Re: Jobs Hadoop-Mahout: Full Capacity

Posted by pricila rr <pr...@gmail.com>.
I am running kmeans algorithm.
Increasing the number of tasktrackers and datanodes, increase the speed?

Thank you

2012/11/10 Dmitriy Lyubimov <dl...@gmail.com>

> I would imagine optimizing Mahout jobs are not fundamentally different from
> optiimizing any Hadoop job. Make sure you have optimal amount of task per
> node configured, as well as optimal amount of memory to prevent GC
> thrashing. (Iterative Mahout batches tend to create GC churn at somewhat
> respectable rate).
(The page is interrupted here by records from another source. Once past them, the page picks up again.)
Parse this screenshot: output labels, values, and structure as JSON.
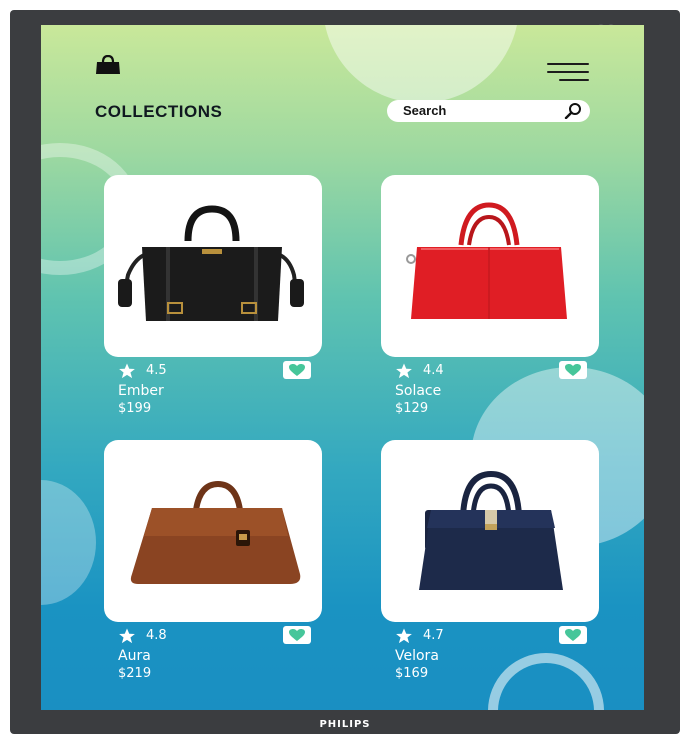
{
  "header": {
    "title": "COLLECTIONS"
  },
  "search": {
    "placeholder": "Search"
  },
  "monitor": {
    "brand": "PHILIPS"
  },
  "products": [
    {
      "name": "Ember",
      "price": "$199",
      "rating": "4.5",
      "color": "#1b1b1b"
    },
    {
      "name": "Solace",
      "price": "$129",
      "rating": "4.4",
      "color": "#e01e25"
    },
    {
      "name": "Aura",
      "price": "$219",
      "rating": "4.8",
      "color": "#8a4422"
    },
    {
      "name": "Velora",
      "price": "$169",
      "rating": "4.7",
      "color": "#1d2a4a"
    }
  ],
  "colors": {
    "heart": "#46c69a",
    "text": "#ffffff"
  },
  "icons": {
    "logo": "shopping-bag-icon",
    "menu": "hamburger-menu-icon",
    "search": "magnifier-icon",
    "rating": "star-icon",
    "favorite": "heart-icon"
  }
}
When optimized correctly, individual Mahout tasks tend
> to be CPU bound.
>
> Could you tell which Mahout method specifically you are talking about?
>
>
> On Sat, Nov 10, 2012 at 11:11 AM, pricila rr <pr...@gmail.com> wrote:
>
> > Hello,
> > How to run jobs on Hadoop-Mahout, using processor full capacity?
> > I have 10 slaves and 1 master, with i5 CPU. But the jobs Hadoop-Mahout
> not
> > use all this capacity.
> >
> > Thank you,
> > Pricila
> >
>

Re: Jobs Hadoop-Mahout: Full Capacity

Posted by Dmitriy Lyubimov <dl...@gmail.com>.
I would imagine optimizing Mahout jobs are not fundamentally different from
optiimizing any Hadoop job. Make sure you have optimal amount of task per
node configured, as well as optimal amount of memory to prevent GC
thrashing. (Iterative Mahout batches tend to create GC churn at somewhat
respectable rate). When optimized correctly, individual Mahout tasks tend
to be CPU bound.

Could you tell which Mahout method specifically you are talking about?


On Sat, Nov 10, 2012 at 11:11 AM, pricila rr <pr...@gmail.com> wrote:

> Hello,
> How to run jobs on Hadoop-Mahout, using processor full capacity?
> I have 10 slaves and 1 master, with i5 CPU. But the jobs Hadoop-Mahout not
> use all this capacity.
>
> Thank you,
> Pricila
>